Antaeotricha orgadopa

Scientific classification
- Domain: Eukaryota
- Kingdom: Animalia
- Phylum: Arthropoda
- Class: Insecta
- Order: Lepidoptera
- Family: Depressariidae
- Genus: Antaeotricha
- Species: A. orgadopa
- Binomial name: Antaeotricha orgadopa (Meyrick, 1925)
- Synonyms: Stenoma orgadopa Meyrick, 1925;

= Antaeotricha orgadopa =

- Authority: (Meyrick, 1925)
- Synonyms: Stenoma orgadopa Meyrick, 1925

Species of moth

Antaeotricha orgadopa is a moth of the family Depressariidae. It is found in Pará, Brazil.

The wingspan is about 13 mm. The forewings are dark grey with the costal edge white from near the base to the cilia, with a slight thickening beyond the middle.
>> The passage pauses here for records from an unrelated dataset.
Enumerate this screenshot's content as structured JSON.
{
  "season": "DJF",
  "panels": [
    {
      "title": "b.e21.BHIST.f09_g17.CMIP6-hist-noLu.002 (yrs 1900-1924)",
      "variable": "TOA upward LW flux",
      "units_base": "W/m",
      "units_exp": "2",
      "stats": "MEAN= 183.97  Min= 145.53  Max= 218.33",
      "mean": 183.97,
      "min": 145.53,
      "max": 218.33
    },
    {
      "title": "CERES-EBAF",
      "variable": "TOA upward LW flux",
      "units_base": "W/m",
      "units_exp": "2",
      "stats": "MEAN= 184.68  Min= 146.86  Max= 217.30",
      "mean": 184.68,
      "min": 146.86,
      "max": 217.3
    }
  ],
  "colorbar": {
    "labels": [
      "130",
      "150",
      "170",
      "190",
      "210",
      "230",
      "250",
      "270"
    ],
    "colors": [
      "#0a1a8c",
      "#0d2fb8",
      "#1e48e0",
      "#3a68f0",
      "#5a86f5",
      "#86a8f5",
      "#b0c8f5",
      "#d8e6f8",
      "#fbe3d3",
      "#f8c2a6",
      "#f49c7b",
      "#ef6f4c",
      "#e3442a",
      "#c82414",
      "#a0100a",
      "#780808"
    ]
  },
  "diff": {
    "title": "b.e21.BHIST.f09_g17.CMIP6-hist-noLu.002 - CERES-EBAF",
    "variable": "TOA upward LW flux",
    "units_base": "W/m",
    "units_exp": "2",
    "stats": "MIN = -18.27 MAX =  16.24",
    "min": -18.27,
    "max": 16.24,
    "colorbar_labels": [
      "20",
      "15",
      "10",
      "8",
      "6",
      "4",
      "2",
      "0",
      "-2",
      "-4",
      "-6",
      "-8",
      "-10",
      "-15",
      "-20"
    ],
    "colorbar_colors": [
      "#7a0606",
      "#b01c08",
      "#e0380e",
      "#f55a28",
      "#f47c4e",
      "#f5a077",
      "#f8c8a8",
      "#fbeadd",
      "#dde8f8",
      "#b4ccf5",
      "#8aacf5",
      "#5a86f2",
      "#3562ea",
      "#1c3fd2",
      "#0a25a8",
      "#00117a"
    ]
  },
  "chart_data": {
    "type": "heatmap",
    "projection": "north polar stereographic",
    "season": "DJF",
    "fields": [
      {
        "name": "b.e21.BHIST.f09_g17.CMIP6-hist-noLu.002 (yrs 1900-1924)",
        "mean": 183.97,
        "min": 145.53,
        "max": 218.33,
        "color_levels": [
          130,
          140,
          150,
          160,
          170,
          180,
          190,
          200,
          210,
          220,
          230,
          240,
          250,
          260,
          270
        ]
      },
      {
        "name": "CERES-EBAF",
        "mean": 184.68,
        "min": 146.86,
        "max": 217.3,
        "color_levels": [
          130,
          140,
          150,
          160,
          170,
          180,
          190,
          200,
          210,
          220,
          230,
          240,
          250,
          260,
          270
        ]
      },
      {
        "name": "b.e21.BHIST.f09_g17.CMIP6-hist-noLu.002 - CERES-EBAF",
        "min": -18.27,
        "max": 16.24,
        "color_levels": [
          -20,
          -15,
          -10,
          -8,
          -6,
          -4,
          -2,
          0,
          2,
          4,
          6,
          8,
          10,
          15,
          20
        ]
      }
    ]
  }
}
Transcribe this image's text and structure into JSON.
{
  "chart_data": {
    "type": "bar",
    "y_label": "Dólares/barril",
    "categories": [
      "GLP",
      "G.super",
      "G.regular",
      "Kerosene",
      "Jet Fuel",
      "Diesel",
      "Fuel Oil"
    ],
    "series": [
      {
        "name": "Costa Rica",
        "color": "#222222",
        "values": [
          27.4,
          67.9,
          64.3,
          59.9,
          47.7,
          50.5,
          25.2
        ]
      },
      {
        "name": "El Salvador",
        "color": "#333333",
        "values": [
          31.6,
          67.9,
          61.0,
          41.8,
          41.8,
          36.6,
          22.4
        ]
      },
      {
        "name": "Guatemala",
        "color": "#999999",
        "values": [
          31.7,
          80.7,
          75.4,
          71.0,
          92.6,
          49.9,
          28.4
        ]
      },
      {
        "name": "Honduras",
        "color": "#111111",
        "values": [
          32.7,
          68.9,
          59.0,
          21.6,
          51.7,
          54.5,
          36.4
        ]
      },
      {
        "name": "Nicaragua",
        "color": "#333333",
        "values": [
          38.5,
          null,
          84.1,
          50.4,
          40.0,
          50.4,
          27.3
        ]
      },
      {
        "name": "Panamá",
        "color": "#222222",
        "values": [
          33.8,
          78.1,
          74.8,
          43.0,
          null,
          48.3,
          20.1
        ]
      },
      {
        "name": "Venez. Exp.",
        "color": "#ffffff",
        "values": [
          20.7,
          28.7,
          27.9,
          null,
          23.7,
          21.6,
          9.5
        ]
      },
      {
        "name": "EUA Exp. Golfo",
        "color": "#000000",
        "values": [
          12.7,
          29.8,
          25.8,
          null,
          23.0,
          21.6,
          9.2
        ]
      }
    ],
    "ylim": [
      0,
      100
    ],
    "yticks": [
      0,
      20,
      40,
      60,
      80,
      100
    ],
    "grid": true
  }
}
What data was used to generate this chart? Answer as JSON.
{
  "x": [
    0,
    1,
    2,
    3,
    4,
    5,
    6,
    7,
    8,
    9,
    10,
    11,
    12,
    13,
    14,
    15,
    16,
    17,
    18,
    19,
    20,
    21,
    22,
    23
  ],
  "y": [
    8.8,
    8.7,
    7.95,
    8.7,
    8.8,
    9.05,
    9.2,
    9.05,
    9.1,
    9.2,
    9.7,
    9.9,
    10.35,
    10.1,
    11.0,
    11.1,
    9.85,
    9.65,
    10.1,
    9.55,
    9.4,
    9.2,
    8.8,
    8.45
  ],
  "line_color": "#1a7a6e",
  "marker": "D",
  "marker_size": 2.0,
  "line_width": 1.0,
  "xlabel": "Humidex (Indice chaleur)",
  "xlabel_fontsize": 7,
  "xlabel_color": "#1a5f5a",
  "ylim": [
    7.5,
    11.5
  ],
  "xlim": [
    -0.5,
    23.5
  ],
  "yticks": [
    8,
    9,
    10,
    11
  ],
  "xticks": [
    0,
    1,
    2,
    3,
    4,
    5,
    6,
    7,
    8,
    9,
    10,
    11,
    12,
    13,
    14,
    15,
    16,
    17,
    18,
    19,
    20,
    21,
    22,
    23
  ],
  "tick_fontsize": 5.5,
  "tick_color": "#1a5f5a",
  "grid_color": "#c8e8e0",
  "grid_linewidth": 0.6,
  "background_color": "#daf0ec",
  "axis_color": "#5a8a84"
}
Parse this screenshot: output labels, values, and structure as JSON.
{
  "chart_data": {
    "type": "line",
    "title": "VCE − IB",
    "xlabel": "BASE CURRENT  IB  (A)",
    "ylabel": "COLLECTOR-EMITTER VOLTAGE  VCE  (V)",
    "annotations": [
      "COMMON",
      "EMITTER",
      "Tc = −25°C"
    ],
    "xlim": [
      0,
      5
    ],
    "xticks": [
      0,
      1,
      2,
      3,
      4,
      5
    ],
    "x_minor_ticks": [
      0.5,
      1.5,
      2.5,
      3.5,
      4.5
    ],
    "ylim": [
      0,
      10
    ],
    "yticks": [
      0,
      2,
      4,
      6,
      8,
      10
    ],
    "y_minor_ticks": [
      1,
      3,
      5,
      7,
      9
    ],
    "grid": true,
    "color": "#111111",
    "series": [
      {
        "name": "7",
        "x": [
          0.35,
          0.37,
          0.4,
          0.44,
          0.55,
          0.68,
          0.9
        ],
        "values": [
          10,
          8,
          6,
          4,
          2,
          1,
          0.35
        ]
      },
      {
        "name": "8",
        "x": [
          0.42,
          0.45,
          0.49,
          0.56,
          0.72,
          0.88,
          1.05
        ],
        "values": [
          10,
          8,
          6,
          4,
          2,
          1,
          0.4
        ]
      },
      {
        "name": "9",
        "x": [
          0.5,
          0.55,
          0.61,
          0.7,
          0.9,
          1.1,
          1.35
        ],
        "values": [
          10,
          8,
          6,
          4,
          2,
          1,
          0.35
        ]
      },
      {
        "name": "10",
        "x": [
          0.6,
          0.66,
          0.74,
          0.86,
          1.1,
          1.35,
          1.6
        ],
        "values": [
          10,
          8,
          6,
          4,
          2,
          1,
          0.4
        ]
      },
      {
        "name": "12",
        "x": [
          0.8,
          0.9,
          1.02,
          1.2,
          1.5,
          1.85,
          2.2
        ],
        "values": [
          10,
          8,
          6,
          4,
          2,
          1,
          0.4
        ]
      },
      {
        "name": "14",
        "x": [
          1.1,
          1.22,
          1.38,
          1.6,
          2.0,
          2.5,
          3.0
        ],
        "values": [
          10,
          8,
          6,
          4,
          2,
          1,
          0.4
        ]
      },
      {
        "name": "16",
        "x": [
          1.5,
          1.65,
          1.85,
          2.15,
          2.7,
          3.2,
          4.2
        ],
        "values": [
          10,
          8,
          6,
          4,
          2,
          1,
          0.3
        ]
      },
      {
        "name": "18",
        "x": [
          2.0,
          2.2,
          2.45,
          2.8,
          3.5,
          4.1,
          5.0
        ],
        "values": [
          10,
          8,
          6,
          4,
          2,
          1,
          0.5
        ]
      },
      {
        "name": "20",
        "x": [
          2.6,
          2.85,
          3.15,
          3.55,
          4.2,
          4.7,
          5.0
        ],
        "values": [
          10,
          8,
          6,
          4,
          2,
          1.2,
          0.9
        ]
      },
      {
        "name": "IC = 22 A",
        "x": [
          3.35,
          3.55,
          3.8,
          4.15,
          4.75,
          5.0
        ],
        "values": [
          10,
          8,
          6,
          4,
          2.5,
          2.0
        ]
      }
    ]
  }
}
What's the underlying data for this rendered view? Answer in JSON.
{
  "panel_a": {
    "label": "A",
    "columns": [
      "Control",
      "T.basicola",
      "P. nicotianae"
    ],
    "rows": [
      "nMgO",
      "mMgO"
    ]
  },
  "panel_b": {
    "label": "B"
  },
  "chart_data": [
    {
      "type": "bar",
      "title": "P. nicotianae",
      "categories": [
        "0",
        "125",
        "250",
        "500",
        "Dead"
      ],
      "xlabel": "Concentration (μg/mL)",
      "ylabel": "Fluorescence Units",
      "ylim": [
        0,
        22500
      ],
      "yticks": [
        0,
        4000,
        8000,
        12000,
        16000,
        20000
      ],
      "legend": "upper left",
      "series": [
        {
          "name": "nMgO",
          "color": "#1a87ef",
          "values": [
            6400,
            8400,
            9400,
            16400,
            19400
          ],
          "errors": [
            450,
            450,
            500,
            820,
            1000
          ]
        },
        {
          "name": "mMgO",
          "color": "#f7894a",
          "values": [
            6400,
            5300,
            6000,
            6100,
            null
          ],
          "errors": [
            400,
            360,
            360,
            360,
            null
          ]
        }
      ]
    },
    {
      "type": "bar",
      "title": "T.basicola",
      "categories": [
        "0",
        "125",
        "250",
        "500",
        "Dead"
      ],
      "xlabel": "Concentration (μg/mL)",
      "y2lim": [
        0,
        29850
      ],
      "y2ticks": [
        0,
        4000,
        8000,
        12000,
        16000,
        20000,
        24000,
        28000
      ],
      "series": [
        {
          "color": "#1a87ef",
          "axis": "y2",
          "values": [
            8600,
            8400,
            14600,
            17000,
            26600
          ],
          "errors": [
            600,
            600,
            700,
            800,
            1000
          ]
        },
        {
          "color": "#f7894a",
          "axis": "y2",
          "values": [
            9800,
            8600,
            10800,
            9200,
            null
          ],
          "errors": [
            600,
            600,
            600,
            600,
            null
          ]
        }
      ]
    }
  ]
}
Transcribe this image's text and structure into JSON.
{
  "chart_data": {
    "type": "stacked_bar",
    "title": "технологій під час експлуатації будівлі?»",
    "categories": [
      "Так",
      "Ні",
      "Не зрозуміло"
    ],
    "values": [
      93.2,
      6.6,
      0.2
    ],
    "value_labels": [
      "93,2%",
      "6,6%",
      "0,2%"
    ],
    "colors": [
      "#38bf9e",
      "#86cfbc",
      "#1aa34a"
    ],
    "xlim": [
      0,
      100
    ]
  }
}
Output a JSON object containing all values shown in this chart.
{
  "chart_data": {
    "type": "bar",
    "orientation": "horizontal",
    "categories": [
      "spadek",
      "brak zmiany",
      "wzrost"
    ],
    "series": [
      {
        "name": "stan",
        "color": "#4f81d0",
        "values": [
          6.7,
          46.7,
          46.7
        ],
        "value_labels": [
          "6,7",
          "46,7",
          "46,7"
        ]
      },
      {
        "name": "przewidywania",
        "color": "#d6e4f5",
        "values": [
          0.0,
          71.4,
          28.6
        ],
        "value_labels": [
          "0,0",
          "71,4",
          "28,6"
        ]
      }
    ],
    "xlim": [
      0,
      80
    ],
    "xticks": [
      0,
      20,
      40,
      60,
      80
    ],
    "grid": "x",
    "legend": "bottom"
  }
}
There are three indistinct nearly straight oblique parallel blackish lines crossing the wing from the costa at about one-fourth, the middle, and three-fourths, the third shortly produced inwards on the costa, the lower end slightly recurved to the tornus. There is a marginal row of white dots around the apex and termen alternating with blackish dots. The hindwings are blackish-grey.